Внизу все произошло так, как представлял себе Разин. Ментовско-прокурорская банда оказалась полностью перебитой.
– Кто теперь будет следить за порядком в Грозном? – с усмешкой спросил подполковник.
Хамзат осмотрел своих боевиков.
– Вот они придут на смену. Они из другого тейпа. Враждебные. Им тоже надоело воевать. Хотят просто грабить и получать за это зарплату.
Разин оглянулся. Четверо боевиков министра из засады не вышли. Но и Хамзат сделал вид, будто только что заметил это. Он открыто двинулся вместе с подполковником на правый фланг засады. Разин уже знал, что им предстоит увидеть. Значит, Хамзат дал конкретную дополнительную команду левому флангу. Иначе он заподозрил бы неладное. Сейчас вся группа вместе с ним оказалась в недавнем положении только что перебитых врагов. И оттуда, из засады, четверым ничего не стоило бы положить всех на месте. Хамзат, при своем подозрительном нраве, обязан был бы предусмотреть это. А он пошел открыто. Значит, уже знает, что произошло.
– Поздно ты, подполковник, гранату бросил. Подставил парней под огонь своих же…
Совсем приятный ход! Восточная мудрость границ не знает! Хамзат показал себя во всей красе. Значит, виноват во всем только Разин.

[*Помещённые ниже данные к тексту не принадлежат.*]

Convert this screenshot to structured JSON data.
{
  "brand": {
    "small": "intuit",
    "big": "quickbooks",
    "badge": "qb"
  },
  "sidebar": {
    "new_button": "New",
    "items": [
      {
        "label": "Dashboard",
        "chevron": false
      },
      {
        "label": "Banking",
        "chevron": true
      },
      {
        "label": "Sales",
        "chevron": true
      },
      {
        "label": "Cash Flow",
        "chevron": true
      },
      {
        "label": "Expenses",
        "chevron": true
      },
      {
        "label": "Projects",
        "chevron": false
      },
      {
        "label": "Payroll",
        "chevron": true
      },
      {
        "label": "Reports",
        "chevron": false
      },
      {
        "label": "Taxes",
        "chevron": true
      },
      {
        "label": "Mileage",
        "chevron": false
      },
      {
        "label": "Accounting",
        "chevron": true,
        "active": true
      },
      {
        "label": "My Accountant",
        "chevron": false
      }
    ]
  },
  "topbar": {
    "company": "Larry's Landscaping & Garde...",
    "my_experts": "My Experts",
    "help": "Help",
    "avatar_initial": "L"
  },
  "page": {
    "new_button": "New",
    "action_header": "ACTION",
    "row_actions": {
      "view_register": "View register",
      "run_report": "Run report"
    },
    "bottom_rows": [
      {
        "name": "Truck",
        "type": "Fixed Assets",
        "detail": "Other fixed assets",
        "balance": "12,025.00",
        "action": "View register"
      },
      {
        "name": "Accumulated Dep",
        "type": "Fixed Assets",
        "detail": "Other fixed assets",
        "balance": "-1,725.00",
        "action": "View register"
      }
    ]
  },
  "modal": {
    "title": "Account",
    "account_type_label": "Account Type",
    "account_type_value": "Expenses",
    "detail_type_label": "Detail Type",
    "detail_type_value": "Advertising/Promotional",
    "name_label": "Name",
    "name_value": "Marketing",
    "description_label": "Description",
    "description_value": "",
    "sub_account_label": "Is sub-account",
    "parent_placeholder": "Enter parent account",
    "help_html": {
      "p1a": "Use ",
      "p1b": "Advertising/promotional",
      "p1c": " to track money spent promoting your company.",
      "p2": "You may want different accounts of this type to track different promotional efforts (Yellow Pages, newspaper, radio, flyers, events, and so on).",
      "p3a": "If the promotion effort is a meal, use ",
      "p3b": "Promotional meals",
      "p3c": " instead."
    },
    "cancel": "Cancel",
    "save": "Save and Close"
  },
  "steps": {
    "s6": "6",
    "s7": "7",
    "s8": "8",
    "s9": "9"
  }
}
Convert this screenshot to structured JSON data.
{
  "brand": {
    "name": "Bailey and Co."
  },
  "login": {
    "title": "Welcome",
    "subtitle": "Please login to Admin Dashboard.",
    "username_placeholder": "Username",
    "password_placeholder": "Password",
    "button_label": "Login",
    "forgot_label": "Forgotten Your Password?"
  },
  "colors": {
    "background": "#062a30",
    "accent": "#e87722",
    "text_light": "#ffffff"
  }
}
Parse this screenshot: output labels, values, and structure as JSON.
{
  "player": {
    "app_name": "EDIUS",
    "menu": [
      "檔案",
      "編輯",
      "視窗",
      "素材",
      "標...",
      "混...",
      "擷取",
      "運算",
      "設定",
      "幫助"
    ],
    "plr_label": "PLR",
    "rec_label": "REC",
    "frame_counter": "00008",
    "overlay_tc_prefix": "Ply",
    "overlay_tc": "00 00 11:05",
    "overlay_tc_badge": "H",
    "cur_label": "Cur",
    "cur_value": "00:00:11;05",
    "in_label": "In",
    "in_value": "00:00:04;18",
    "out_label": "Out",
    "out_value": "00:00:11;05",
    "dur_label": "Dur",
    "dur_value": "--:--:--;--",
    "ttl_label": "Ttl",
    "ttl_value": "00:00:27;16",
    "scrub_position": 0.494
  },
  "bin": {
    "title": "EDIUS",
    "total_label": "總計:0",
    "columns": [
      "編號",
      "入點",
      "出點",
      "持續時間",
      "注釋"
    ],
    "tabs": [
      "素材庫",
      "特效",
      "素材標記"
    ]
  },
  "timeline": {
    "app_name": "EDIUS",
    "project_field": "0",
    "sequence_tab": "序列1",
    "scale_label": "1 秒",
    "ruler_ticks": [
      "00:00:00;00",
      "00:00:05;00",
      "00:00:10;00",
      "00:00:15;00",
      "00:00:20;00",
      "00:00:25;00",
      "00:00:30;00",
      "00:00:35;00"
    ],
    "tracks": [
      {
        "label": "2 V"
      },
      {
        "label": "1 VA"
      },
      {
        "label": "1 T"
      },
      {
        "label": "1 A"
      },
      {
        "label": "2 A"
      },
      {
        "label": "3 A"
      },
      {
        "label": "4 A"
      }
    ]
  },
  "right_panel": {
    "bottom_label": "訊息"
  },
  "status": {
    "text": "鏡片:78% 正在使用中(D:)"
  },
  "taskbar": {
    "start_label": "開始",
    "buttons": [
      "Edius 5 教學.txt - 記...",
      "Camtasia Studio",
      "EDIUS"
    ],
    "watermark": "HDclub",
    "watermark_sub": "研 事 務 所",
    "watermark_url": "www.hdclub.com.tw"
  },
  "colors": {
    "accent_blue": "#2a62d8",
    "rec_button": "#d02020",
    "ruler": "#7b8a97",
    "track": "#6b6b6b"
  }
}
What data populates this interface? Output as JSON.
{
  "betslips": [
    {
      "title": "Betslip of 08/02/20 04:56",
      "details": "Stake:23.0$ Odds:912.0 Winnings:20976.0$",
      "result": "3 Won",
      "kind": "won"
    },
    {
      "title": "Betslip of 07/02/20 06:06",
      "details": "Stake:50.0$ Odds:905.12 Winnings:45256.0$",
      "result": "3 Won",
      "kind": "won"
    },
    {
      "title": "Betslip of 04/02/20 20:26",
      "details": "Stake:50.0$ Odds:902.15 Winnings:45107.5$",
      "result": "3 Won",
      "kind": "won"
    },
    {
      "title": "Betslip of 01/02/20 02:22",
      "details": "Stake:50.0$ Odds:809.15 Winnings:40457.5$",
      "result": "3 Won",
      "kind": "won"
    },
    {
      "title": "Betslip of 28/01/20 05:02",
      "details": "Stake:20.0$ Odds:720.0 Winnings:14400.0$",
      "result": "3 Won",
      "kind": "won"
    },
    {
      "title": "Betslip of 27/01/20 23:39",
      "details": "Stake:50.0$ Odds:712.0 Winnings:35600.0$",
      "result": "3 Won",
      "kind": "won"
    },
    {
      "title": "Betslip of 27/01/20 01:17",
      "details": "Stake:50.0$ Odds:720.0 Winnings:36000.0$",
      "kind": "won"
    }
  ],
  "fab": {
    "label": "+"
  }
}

Однако Разин в ответ улыбнулся. Он с себя вину не снимает:
– Но ты же очень хотел этого…
Толукбаев все понял. Его ход не укрылся от подполковника. И потому посмотрел настороженно, ожидая продолжения разговора.
– В коротком бою всякое случается… – добавил Разин. Продолжения и разборки не последовало.
– Случается… – тогда согласился Хамзат. – Сдай пистолет Кериму.
Керим протянул из-за спины руку.
Их осталось только одиннадцать человек вместе с самим подполковником. Шерхана Алиевича, который только что спустился от костра, с трудом можно отнести к нормальным бойцам – министр стал вдруг хромым и косолапым.
Теперь осталось пройти совсем немного. Подняться по противоположному склону – последнему лесистому склону горы на их пути, а дальше практически уже не спускаться – чаще только вверх и вверх. До тропы, которая приведет к пещере.
– Как же они так?… – склонился министр над своей группой поддержки.
– Воевать тоже надо уметь… – ответил на это Хамзат.
Очень высокомерно ответил.
Разин на размышления времени не оставил:
– Все. Отдых кончился. Развлечений больше нет. Вперед. Последний бросок самый трудный. Без привалов.
* * *
– Я Спартак. Слышите, Кречет?
– Докладывай.
– Волга всегда добивается полного выполнения установки команды на игру. Он приведет к вам десять человек вместо четырнадцати.
– Я скажу ему спасибо.
– Они выходят. Через сорок минут будут у вас. Может быть, чуть дольше, потому что отдельные члены банды не в состоянии передвигаться без носилок. К концу пути таких будет большинство.
– Мы будем выходить в большой эфир только утром. Сеанс связи с базой. Тогда и закажем носилки…
– Сами будете их и носить… – не удержался Парамоша, чтобы обойтись без укола.